BP has invested in Houston start-up, Belmont Technology Inc., to develop a cloud-based geoscience platform using AI, nicknamed “Sandy”. BP feeds the platform geology, geophysics, reservoir and historic project information and Sandy intuitively links that information together, providing a more accessible graphics format for interrogating BP’s subsurface assets. It has the capacity to provide responses to specific questions posed in natural language, such as “What factors control production in the Chirag field?” Sandy can then map out several scenarios, some unforeseen, enabling rapid informed decision-making. BP hopes that the platform will accelerate project lifecycles, from exploration to reservoir modelling, reducing time to collect, interpret and simulate models by up to 90%.
Shell is collaborating with Microsoft on the Azure C3 Internet of Things software platform. While it has invested heavily in AI, it’s reported that it has already saved over a billion in cost reductions, production increases and additional customer margins. Shell’s ambitious AI program involves nearly 300 projects, including providing machine vision for robots and drones, supporting use cases such as inspection. Another project in development involves AI-enabled onshore drilling, in which real-time data coming from the drill bit helps geologists chart a more accurate course for the well and reduce drill bit wear-and-tear.

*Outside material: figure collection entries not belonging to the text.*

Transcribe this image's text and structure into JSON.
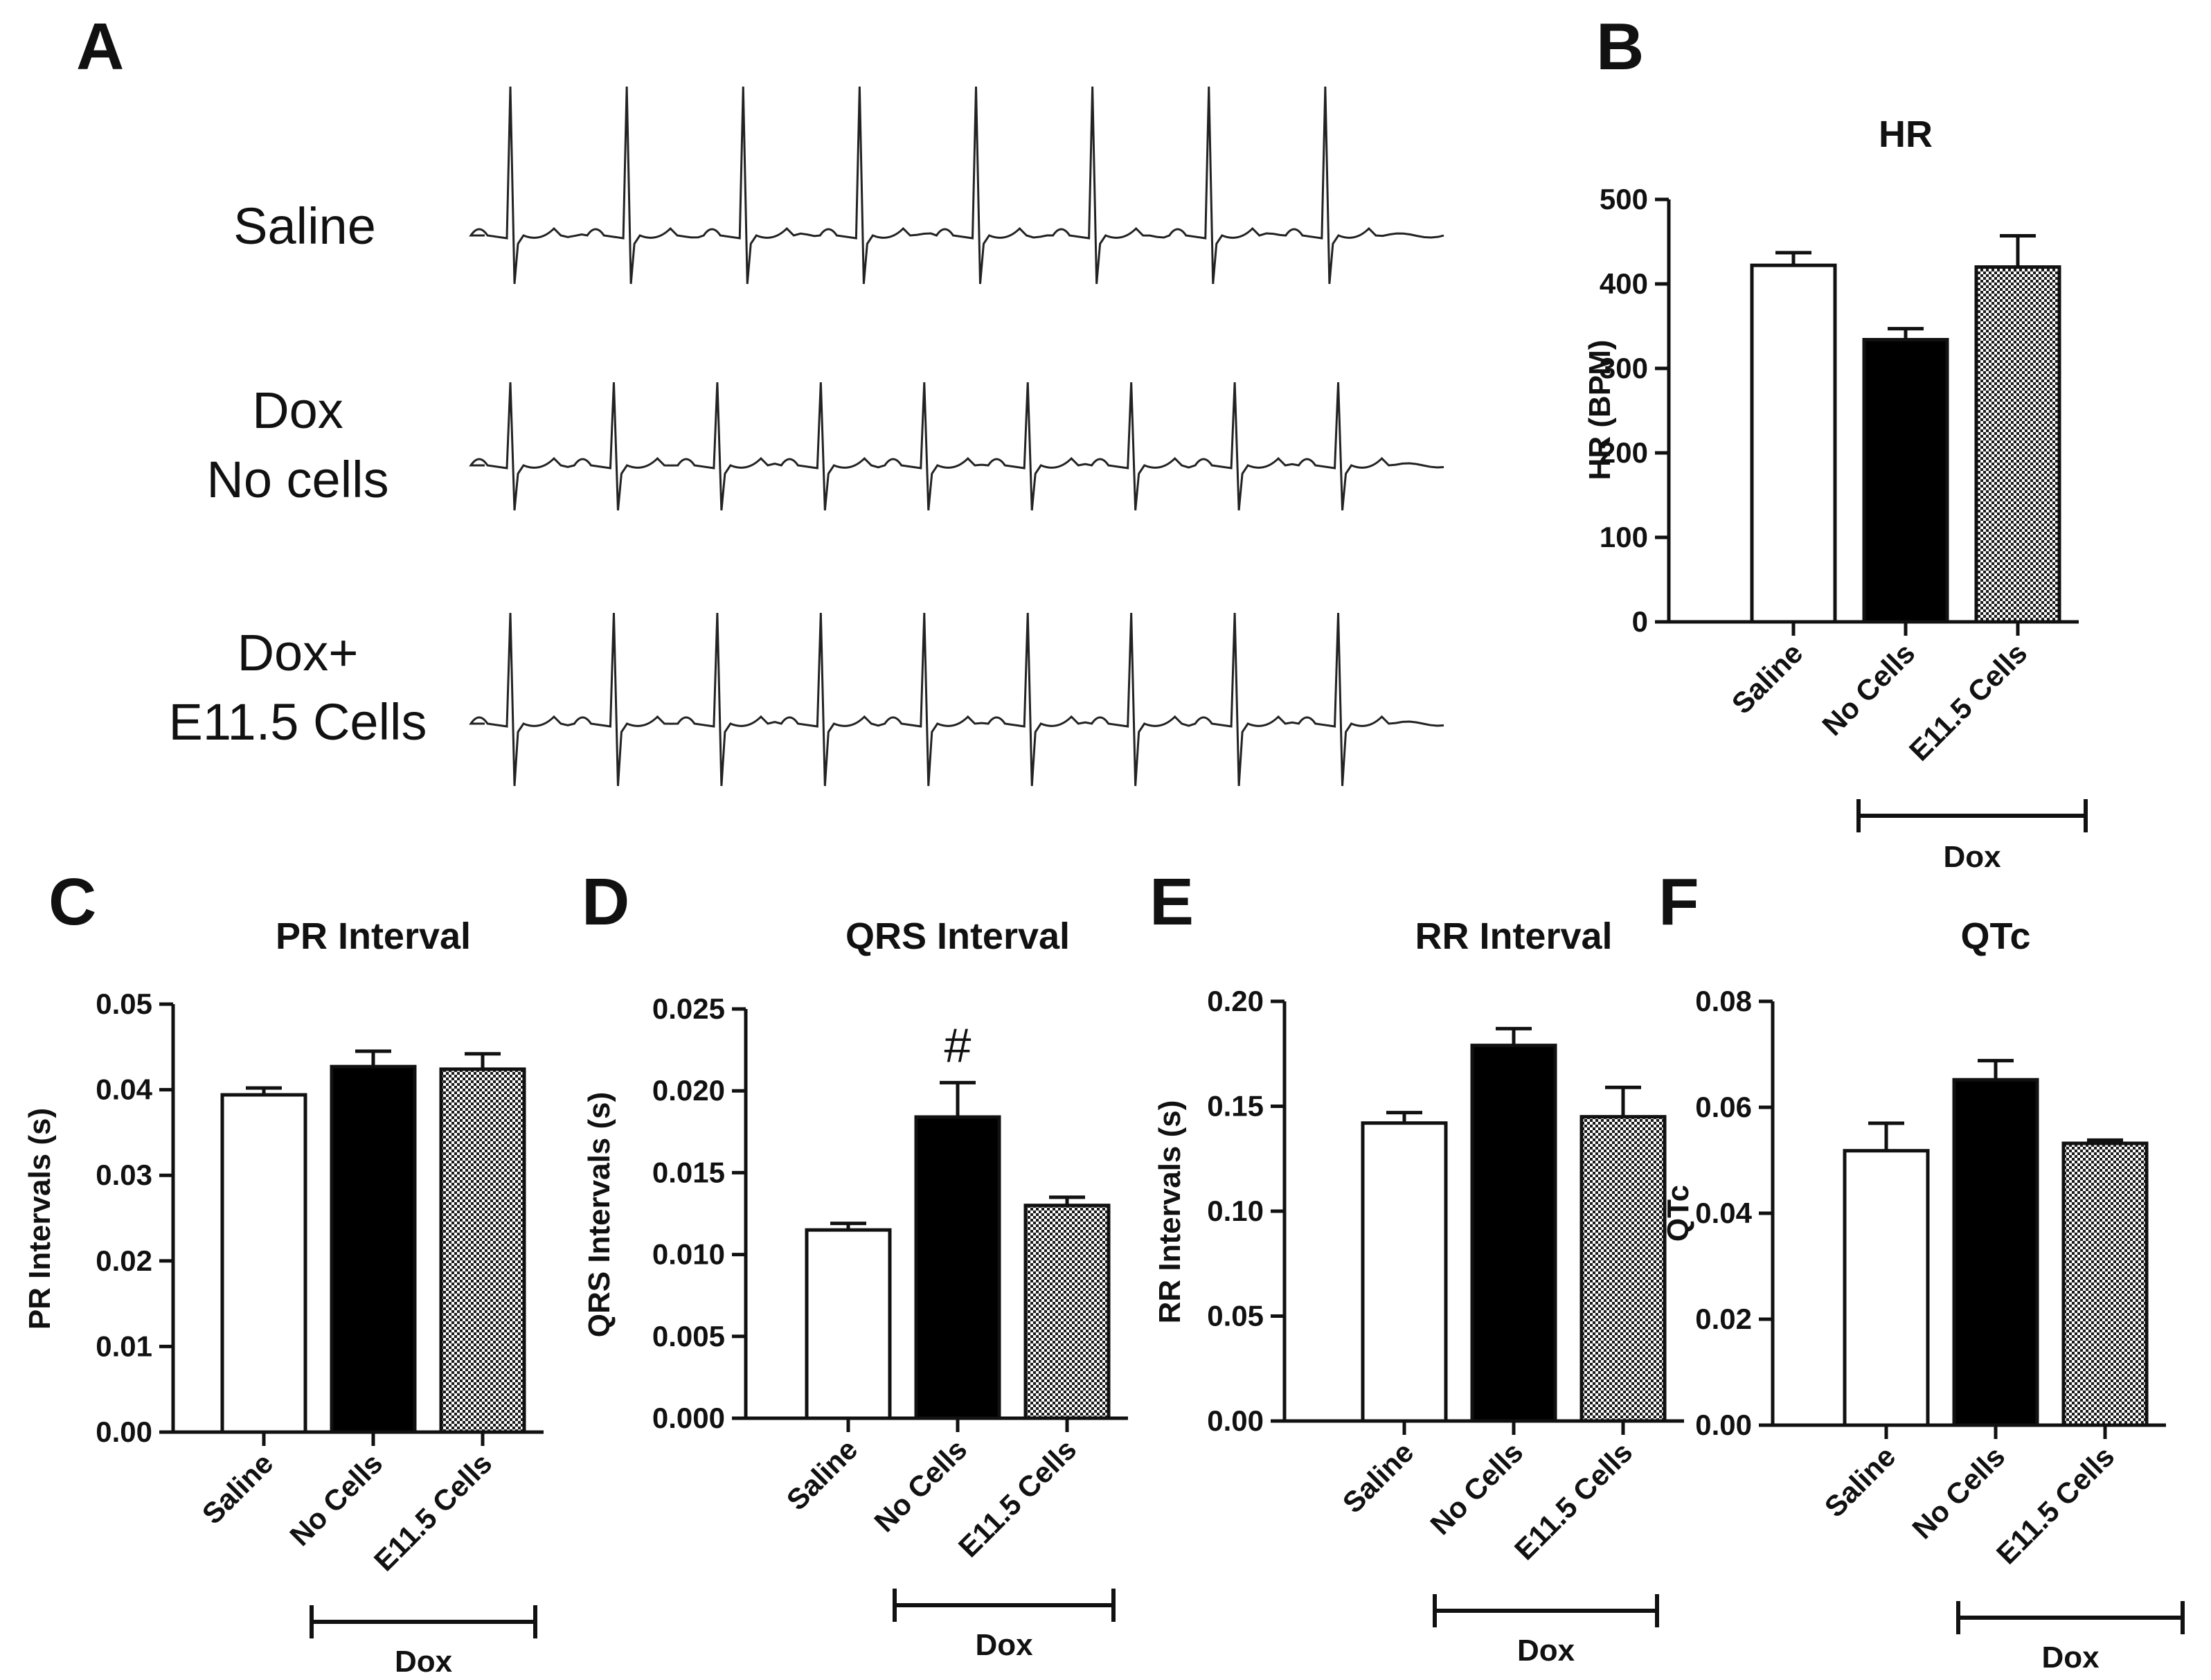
{
  "panels": {
    "A": "A",
    "B": "B",
    "C": "C",
    "D": "D",
    "E": "E",
    "F": "F"
  },
  "ecg": {
    "saline": {
      "line1": "Saline",
      "line2": "",
      "beats": 8
    },
    "dox_no_cells": {
      "line1": "Dox",
      "line2": "No cells",
      "beats": 9
    },
    "dox_e115": {
      "line1": "Dox+",
      "line2": "E11.5 Cells",
      "beats": 9
    }
  },
  "colors": {
    "saline": "#ffffff",
    "no_cells": "#000000",
    "e115": "checker",
    "axis": "#111111"
  },
  "chart_data": [
    {
      "id": "B",
      "type": "bar",
      "title": "HR",
      "ylabel": "HR (BPM)",
      "xlabel": "",
      "categories": [
        "Saline",
        "No Cells",
        "E11.5 Cells"
      ],
      "values": [
        422,
        334,
        420
      ],
      "errors": [
        15,
        13,
        37
      ],
      "ylim": [
        0,
        500
      ],
      "yticks": [
        "0",
        "100",
        "200",
        "300",
        "400",
        "500"
      ],
      "group_label": "Dox",
      "annotation": ""
    },
    {
      "id": "C",
      "type": "bar",
      "title": "PR Interval",
      "ylabel": "PR Intervals (s)",
      "xlabel": "",
      "categories": [
        "Saline",
        "No Cells",
        "E11.5 Cells"
      ],
      "values": [
        0.0394,
        0.0427,
        0.0424
      ],
      "errors": [
        0.0008,
        0.0018,
        0.0018
      ],
      "ylim": [
        0,
        0.05
      ],
      "yticks": [
        "0.00",
        "0.01",
        "0.02",
        "0.03",
        "0.04",
        "0.05"
      ],
      "group_label": "Dox",
      "annotation": ""
    },
    {
      "id": "D",
      "type": "bar",
      "title": "QRS Interval",
      "ylabel": "QRS Intervals (s)",
      "xlabel": "",
      "categories": [
        "Saline",
        "No Cells",
        "E11.5 Cells"
      ],
      "values": [
        0.0115,
        0.0184,
        0.013
      ],
      "errors": [
        0.0004,
        0.0021,
        0.0005
      ],
      "ylim": [
        0,
        0.025
      ],
      "yticks": [
        "0.000",
        "0.005",
        "0.010",
        "0.015",
        "0.020",
        "0.025"
      ],
      "group_label": "Dox",
      "annotation": "#"
    },
    {
      "id": "E",
      "type": "bar",
      "title": "RR Interval",
      "ylabel": "RR  Intervals (s)",
      "xlabel": "",
      "categories": [
        "Saline",
        "No Cells",
        "E11.5 Cells"
      ],
      "values": [
        0.142,
        0.179,
        0.145
      ],
      "errors": [
        0.005,
        0.008,
        0.014
      ],
      "ylim": [
        0,
        0.2
      ],
      "yticks": [
        "0.00",
        "0.05",
        "0.10",
        "0.15",
        "0.20"
      ],
      "group_label": "Dox",
      "annotation": ""
    },
    {
      "id": "F",
      "type": "bar",
      "title": "QTc",
      "ylabel": "QTc",
      "xlabel": "",
      "categories": [
        "Saline",
        "No Cells",
        "E11.5 Cells"
      ],
      "values": [
        0.0518,
        0.0652,
        0.0532
      ],
      "errors": [
        0.0052,
        0.0036,
        0.0006
      ],
      "ylim": [
        0,
        0.08
      ],
      "yticks": [
        "0.00",
        "0.02",
        "0.04",
        "0.06",
        "0.08"
      ],
      "group_label": "Dox",
      "annotation": ""
    }
  ]
}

Because AI inherently depends on algorithms embedded in software, and algorithms in their own right are not patentable, one might assume that this valuable technology is not patentable. In fact, the patent record tends to suggest that practical applications of AI are patentable, and companies from the USA and China are the major filers of patents in this area.

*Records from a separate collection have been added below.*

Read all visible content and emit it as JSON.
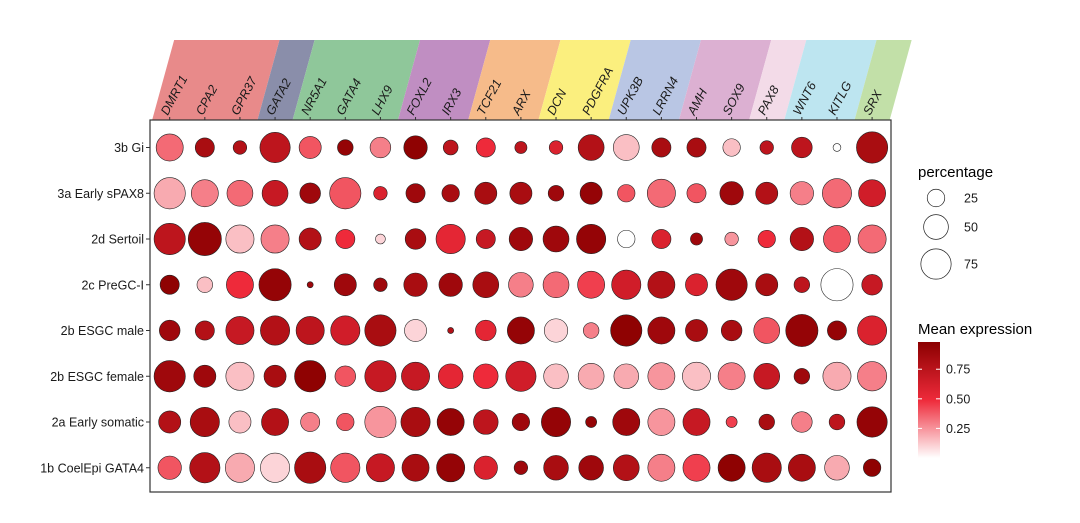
{
  "chart_data": {
    "type": "dotplot",
    "genes": [
      "DMRT1",
      "CPA2",
      "GPR37",
      "GATA2",
      "NR5A1",
      "GATA4",
      "LHX9",
      "FOXL2",
      "IRX3",
      "TCF21",
      "ARX",
      "DCN",
      "PDGFRA",
      "UPK3B",
      "LRRN4",
      "AMH",
      "SOX9",
      "PAX8",
      "WNT6",
      "KITLG",
      "SRX"
    ],
    "gene_groups": [
      {
        "color": "#e88a8a",
        "genes": [
          "DMRT1",
          "CPA2",
          "GPR37"
        ]
      },
      {
        "color": "#8a8eaa",
        "genes": [
          "GATA2"
        ]
      },
      {
        "color": "#8fc79a",
        "genes": [
          "NR5A1",
          "GATA4",
          "LHX9"
        ]
      },
      {
        "color": "#c08ec2",
        "genes": [
          "FOXL2",
          "IRX3"
        ]
      },
      {
        "color": "#f6bb8a",
        "genes": [
          "TCF21",
          "ARX"
        ]
      },
      {
        "color": "#fbef7e",
        "genes": [
          "DCN",
          "PDGFRA"
        ]
      },
      {
        "color": "#b9c6e4",
        "genes": [
          "UPK3B",
          "LRRN4"
        ]
      },
      {
        "color": "#dcb0d2",
        "genes": [
          "AMH",
          "SOX9"
        ]
      },
      {
        "color": "#f3dbe8",
        "genes": [
          "PAX8"
        ]
      },
      {
        "color": "#bde5f0",
        "genes": [
          "WNT6",
          "KITLG"
        ]
      },
      {
        "color": "#c2e0a8",
        "genes": [
          "SRX"
        ]
      }
    ],
    "cell_types": [
      "3b Gi",
      "3a Early sPAX8",
      "2d Sertoil",
      "2c PreGC-I",
      "2b ESGC male",
      "2b ESGC female",
      "2a Early somatic",
      "1b CoelEpi GATA4"
    ],
    "percentage": [
      [
        60,
        30,
        15,
        75,
        40,
        20,
        35,
        45,
        18,
        30,
        12,
        15,
        55,
        55,
        30,
        30,
        25,
        15,
        35,
        5,
        80
      ],
      [
        80,
        60,
        55,
        55,
        35,
        80,
        15,
        30,
        25,
        40,
        40,
        20,
        40,
        25,
        65,
        30,
        45,
        40,
        45,
        70,
        60
      ],
      [
        80,
        90,
        65,
        65,
        40,
        30,
        8,
        35,
        70,
        30,
        45,
        55,
        70,
        25,
        30,
        12,
        15,
        25,
        45,
        60,
        65
      ],
      [
        30,
        20,
        60,
        85,
        3,
        40,
        15,
        45,
        45,
        55,
        50,
        55,
        60,
        70,
        60,
        40,
        80,
        40,
        20,
        85,
        35
      ],
      [
        35,
        30,
        65,
        70,
        65,
        70,
        80,
        40,
        3,
        35,
        60,
        45,
        20,
        80,
        60,
        40,
        35,
        55,
        85,
        30,
        70
      ],
      [
        80,
        40,
        65,
        40,
        80,
        35,
        80,
        65,
        50,
        50,
        75,
        50,
        55,
        50,
        60,
        65,
        60,
        55,
        20,
        65,
        70
      ],
      [
        40,
        70,
        40,
        60,
        30,
        25,
        80,
        70,
        60,
        50,
        25,
        70,
        10,
        60,
        60,
        60,
        10,
        20,
        35,
        20,
        75
      ],
      [
        45,
        75,
        70,
        70,
        80,
        70,
        65,
        60,
        65,
        45,
        15,
        50,
        50,
        55,
        60,
        60,
        60,
        70,
        60,
        50,
        25
      ]
    ],
    "expression": [
      [
        0.35,
        0.85,
        0.8,
        0.75,
        0.4,
        0.95,
        0.3,
        0.98,
        0.75,
        0.5,
        0.75,
        0.6,
        0.8,
        0.15,
        0.85,
        0.85,
        0.15,
        0.75,
        0.75,
        0.0,
        0.85
      ],
      [
        0.2,
        0.3,
        0.35,
        0.7,
        0.9,
        0.4,
        0.6,
        0.9,
        0.85,
        0.85,
        0.85,
        0.9,
        0.95,
        0.4,
        0.35,
        0.4,
        0.9,
        0.8,
        0.3,
        0.35,
        0.65
      ],
      [
        0.75,
        0.95,
        0.15,
        0.3,
        0.8,
        0.5,
        0.1,
        0.85,
        0.55,
        0.7,
        0.9,
        0.9,
        0.95,
        0.0,
        0.6,
        0.9,
        0.25,
        0.5,
        0.8,
        0.4,
        0.35
      ],
      [
        0.98,
        0.15,
        0.5,
        0.95,
        0.9,
        0.9,
        0.9,
        0.85,
        0.9,
        0.85,
        0.3,
        0.35,
        0.45,
        0.65,
        0.8,
        0.6,
        0.9,
        0.85,
        0.75,
        0.0,
        0.7
      ],
      [
        0.9,
        0.8,
        0.7,
        0.8,
        0.75,
        0.65,
        0.85,
        0.1,
        0.8,
        0.55,
        0.95,
        0.1,
        0.3,
        0.98,
        0.9,
        0.85,
        0.85,
        0.4,
        0.95,
        0.95,
        0.6
      ],
      [
        0.9,
        0.9,
        0.15,
        0.85,
        0.98,
        0.4,
        0.7,
        0.7,
        0.55,
        0.5,
        0.65,
        0.15,
        0.2,
        0.2,
        0.25,
        0.15,
        0.3,
        0.7,
        0.9,
        0.2,
        0.3
      ],
      [
        0.8,
        0.85,
        0.15,
        0.8,
        0.3,
        0.4,
        0.25,
        0.85,
        0.95,
        0.75,
        0.9,
        0.95,
        0.95,
        0.9,
        0.25,
        0.7,
        0.45,
        0.85,
        0.3,
        0.75,
        0.95
      ],
      [
        0.4,
        0.8,
        0.2,
        0.1,
        0.85,
        0.4,
        0.7,
        0.85,
        0.95,
        0.6,
        0.9,
        0.85,
        0.9,
        0.8,
        0.3,
        0.45,
        0.98,
        0.85,
        0.85,
        0.2,
        0.98
      ]
    ],
    "legend_percentage": {
      "title": "percentage",
      "entries": [
        25,
        50,
        75
      ]
    },
    "legend_color": {
      "title": "Mean expression",
      "ticks": [
        0.75,
        0.5,
        0.25
      ],
      "tick_labels": [
        "0.75",
        "0.50",
        "0.25"
      ],
      "range": [
        0,
        1
      ],
      "low_color": "#ffffff",
      "high_color": "#8b0000",
      "mid_color": "#ee2a3a"
    }
  }
}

Oil field service providers such as Halliburton and Schlumberger are particularly active in filing patents in AI. Titles such “Learning-based Bayesian Optimization to Optimize controlled drilling parameters”; “Drill bit repair type prediction using machine learning”; “Automated mutual improvement of oilfield models”; and “Disentanglement for inference on seismic data and generation of seismic data” give one a sense of the variety of AI patent applications in the oil and gas space.
The advent of AI also poses philosophical questions for patent law, particularly as the field approaches the holy grail of AI, the moment of singularity. Currently, the question of whether an artificial intelligence system can be identified as an inventor has been posed by the University of Surrey, which lodged two patent applications created autonomously by AI. The patent offices of the USA, United Kingdom and Europe are grappling with this question of inventorship, which also goes hand in hand with patent ownership.

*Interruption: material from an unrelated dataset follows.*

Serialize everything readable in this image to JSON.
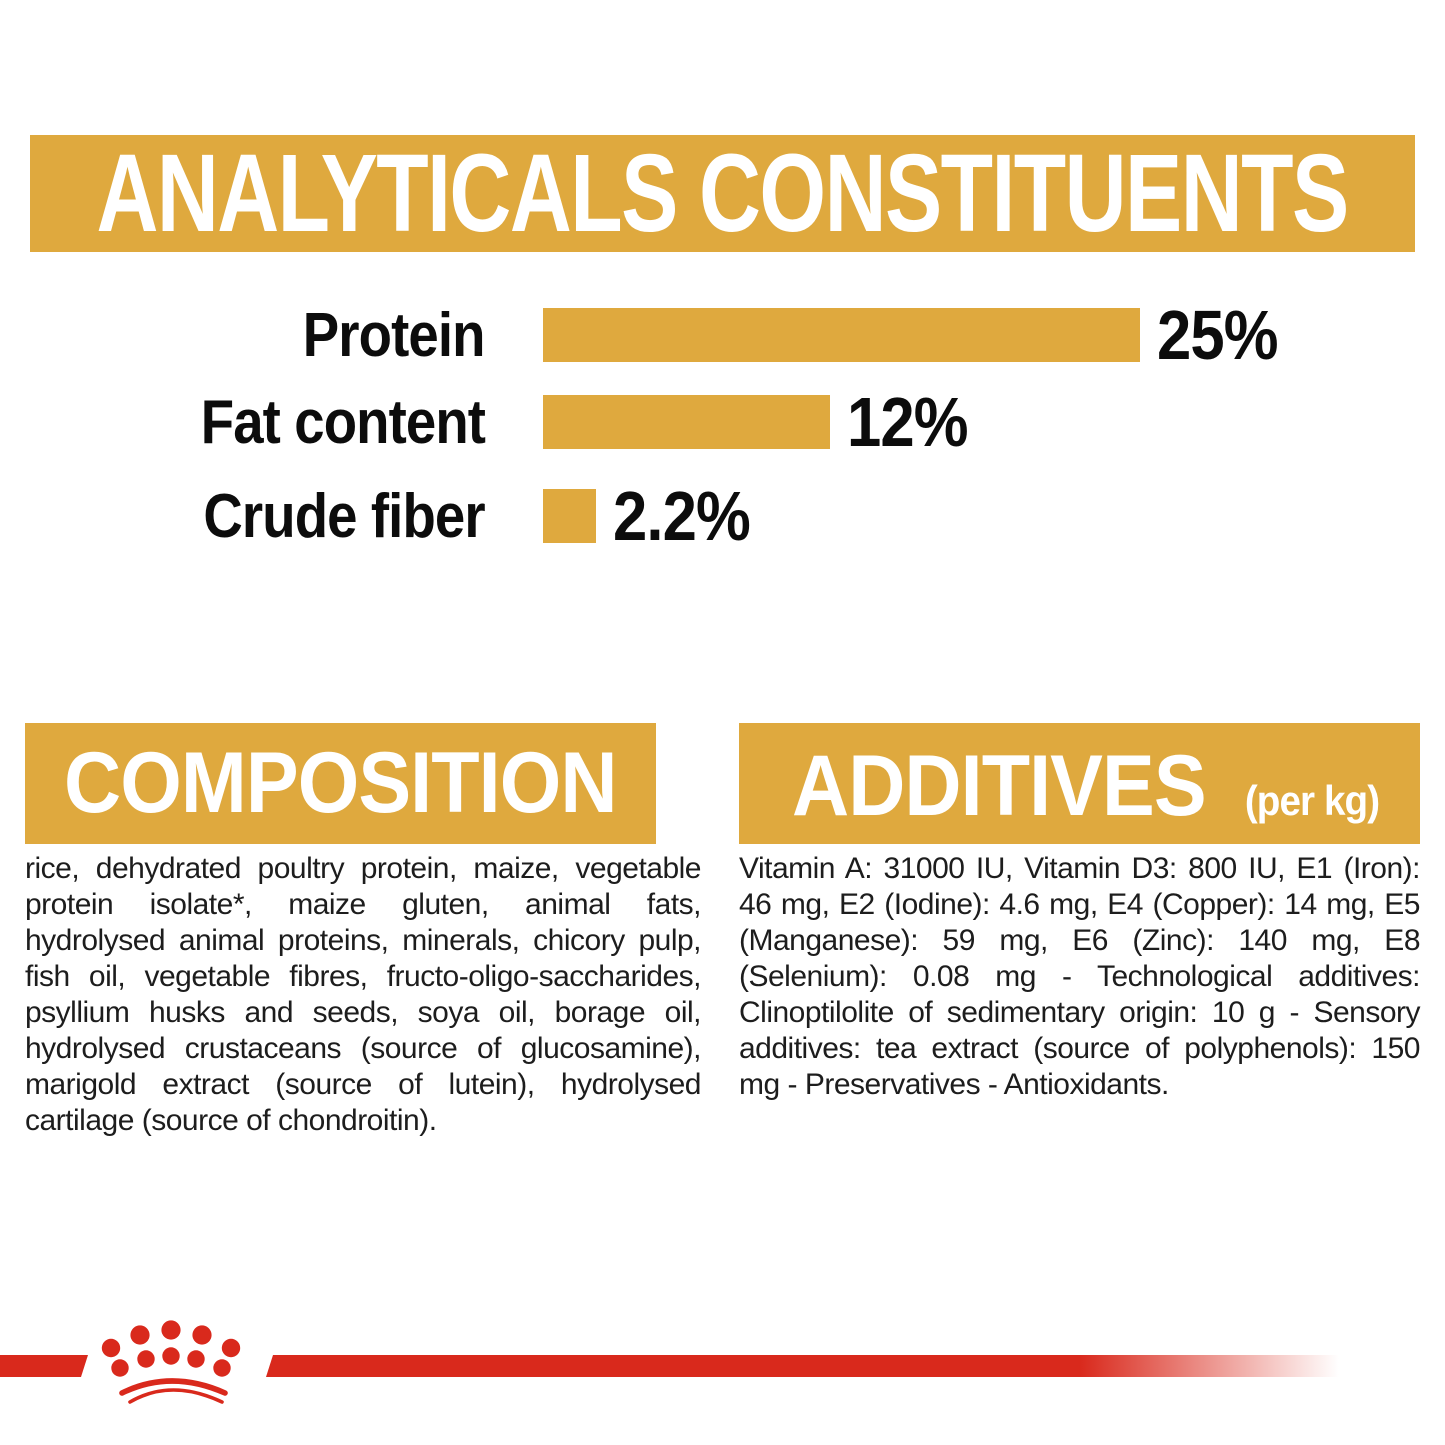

A decision that an AI system is a ‘person’ who could own a patent would have far-reaching consequences. In theory, as the owner of a patent, the AI system would be able to assert and enforce its rights. Or, on the other hand, would an AI system potentially be able to be held liable for patent infringement and damages (payable in bitcoin perhaps)?
It seems as if we are entering into the world of Philip K. Dick – could we reach a point where AI would utilise machine learning to avoid patent infringement, or better yet, invent in a manner which doesn’t infringe prior patent rights in the first place?
At Wrays, we will continue to follow these fascinating updates to technology and their legal and practical implications for our clients.